I am amazed by the ability that the various weather services have of predicting the weather to the minute many days in advance. Our most recent snowstorm was predicted to the minute almost a week in advance even before the storm had completely formed in the Pacific off the coasts of Oregon and Washington. The current forecast goes nine days into the future and in that period there will be only one day when the temp tops freezing! The low on six of those nine days will be zero or below! What I have come to realize is that it doesn’t snow as often when it is really cold. The one day that we do have snow predicted in the next nine days is Tuesday which is also the warmest day in the forecast when the temp will rise into the low thirties.

 

Many of the days this week were not only cold, they were also dark. Wednesday, the day that Senator Chuck Schumer forced every senator to declare where they stood on voting rights, the Build Back Better bill, and the filibuster, was a dark day metaphorically and meteorologically as you can see in the header for today’s post. The picture was taken from Colby Hill which lies a mile or so north of the east end of Little Lake Sunapee. You see a sliver of the snow-covered lake in the middle of the right side of the picture under “ngs…” Beyond the lake, you can see the rooftops in “downtown” New London. Mount Kearsarge which is eight to ten miles south fills up the rest of the background. I love this view in any season, but I would be very apprehensive about living in either of the two homes that are above and behind the spot from which I took the picture. If you lived in either house you would not need to go to nearby Mount Sunapee to do some expert skiing. 

 

I have not been hiding my emotions over the past few weeks in my letters to you.
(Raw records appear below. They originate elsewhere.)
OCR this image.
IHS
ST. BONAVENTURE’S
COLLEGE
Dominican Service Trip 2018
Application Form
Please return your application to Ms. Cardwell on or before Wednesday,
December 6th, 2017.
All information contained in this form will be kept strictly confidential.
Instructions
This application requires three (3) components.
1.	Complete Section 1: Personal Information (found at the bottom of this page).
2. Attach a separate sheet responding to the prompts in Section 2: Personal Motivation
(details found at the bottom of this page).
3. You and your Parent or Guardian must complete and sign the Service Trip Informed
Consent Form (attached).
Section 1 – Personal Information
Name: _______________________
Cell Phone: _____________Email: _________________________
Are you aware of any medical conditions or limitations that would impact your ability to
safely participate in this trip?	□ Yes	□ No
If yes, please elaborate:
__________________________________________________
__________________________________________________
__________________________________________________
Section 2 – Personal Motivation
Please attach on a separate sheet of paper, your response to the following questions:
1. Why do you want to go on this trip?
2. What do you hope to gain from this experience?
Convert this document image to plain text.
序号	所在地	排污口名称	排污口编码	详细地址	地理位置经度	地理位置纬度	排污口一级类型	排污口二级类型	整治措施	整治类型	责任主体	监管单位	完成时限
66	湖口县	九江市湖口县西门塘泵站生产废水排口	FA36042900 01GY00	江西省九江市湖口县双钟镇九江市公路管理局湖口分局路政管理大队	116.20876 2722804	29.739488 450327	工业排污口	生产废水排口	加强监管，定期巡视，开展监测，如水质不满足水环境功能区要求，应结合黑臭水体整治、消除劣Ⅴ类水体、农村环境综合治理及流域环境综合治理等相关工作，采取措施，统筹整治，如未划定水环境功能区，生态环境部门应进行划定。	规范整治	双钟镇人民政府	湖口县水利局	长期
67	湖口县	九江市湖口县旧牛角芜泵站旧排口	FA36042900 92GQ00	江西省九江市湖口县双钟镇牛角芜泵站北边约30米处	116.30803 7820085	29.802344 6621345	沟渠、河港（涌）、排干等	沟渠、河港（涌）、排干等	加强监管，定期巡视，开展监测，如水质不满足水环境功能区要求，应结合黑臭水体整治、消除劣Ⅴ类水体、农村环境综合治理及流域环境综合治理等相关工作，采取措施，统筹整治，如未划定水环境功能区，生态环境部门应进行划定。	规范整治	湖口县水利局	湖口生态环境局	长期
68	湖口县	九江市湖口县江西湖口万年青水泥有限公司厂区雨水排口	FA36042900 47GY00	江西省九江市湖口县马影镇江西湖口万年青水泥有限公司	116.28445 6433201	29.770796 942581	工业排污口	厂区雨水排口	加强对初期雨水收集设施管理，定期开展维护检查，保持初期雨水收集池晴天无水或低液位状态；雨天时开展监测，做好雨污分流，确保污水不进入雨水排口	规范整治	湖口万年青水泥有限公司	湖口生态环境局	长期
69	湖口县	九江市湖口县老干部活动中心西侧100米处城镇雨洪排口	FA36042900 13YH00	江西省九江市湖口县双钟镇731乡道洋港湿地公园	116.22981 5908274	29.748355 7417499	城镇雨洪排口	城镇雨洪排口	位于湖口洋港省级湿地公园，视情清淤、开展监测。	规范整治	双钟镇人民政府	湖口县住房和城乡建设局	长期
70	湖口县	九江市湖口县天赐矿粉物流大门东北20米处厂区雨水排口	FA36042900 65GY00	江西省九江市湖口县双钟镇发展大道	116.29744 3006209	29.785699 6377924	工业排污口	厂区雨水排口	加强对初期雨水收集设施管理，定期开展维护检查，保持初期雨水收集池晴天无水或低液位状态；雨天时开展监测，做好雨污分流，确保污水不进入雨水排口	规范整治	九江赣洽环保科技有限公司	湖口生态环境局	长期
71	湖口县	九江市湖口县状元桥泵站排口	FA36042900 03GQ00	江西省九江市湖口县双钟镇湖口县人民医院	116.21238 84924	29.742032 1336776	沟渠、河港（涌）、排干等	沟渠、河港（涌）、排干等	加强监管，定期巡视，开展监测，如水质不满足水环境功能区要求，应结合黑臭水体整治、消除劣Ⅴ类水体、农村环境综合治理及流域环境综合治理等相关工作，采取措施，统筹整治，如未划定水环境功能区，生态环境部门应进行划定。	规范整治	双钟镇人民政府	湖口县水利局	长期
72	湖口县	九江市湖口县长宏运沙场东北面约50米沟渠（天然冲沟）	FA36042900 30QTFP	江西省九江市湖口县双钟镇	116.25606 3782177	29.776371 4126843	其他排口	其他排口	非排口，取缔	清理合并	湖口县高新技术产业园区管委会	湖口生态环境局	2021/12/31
I see difficult times ahead as what divides us gets greater, and our inability to share a vision for the future has the potential to compromise the health and well-being of even the most affluent members of our society. In the fifty-five years since I graduated from medical school, I have known that our system of care fails many of the poorest among us who have been dealt the worst hand when it comes to the social determinants of health. On a very cold and dark winter day, I find that I can question the validity of the reassurances of access and adequate care that many of us who are more affluent have always felt was ours. An honest appraisal at this moment of the pandemic is that we don’t know when the “groundhog day” of this long winter will occur or how much time will lie between the groundhog’s appearance and an improvement in the division that makes this country feel so cold.

 

In the real world of meteorology, we do not have to do anything to make the spring come. The question that I keep asking myself is what do we need to do in the political and medical worlds that will allow us all to take advantage of all that we could improve and have together if only we could take the chill out of the air and come together with the shared objective of improving “the weather.” A place like Garrison Keillor’s Lake Wobegon doesn’t have to be a joke or a fantasy. It may not be possible to have a country “where all the women are strong, all the men are good-looking, and all the children are above average,” but it should be possible for America to be a place where everyone has access to very good healthcare and the opportunity to achieve their potential through a good education, a safe place to live, and the opportunity and ability to earn a living wage. It was Dr. King’s real dream. He told us that he had been to the mountain top and seen that one day it would be true. I want to believe that Dr. King did see something better from the mountain top with the same confidence that I have that one day in April, or even earlier in March, the ice on the lake will melt beneath a warmer sun.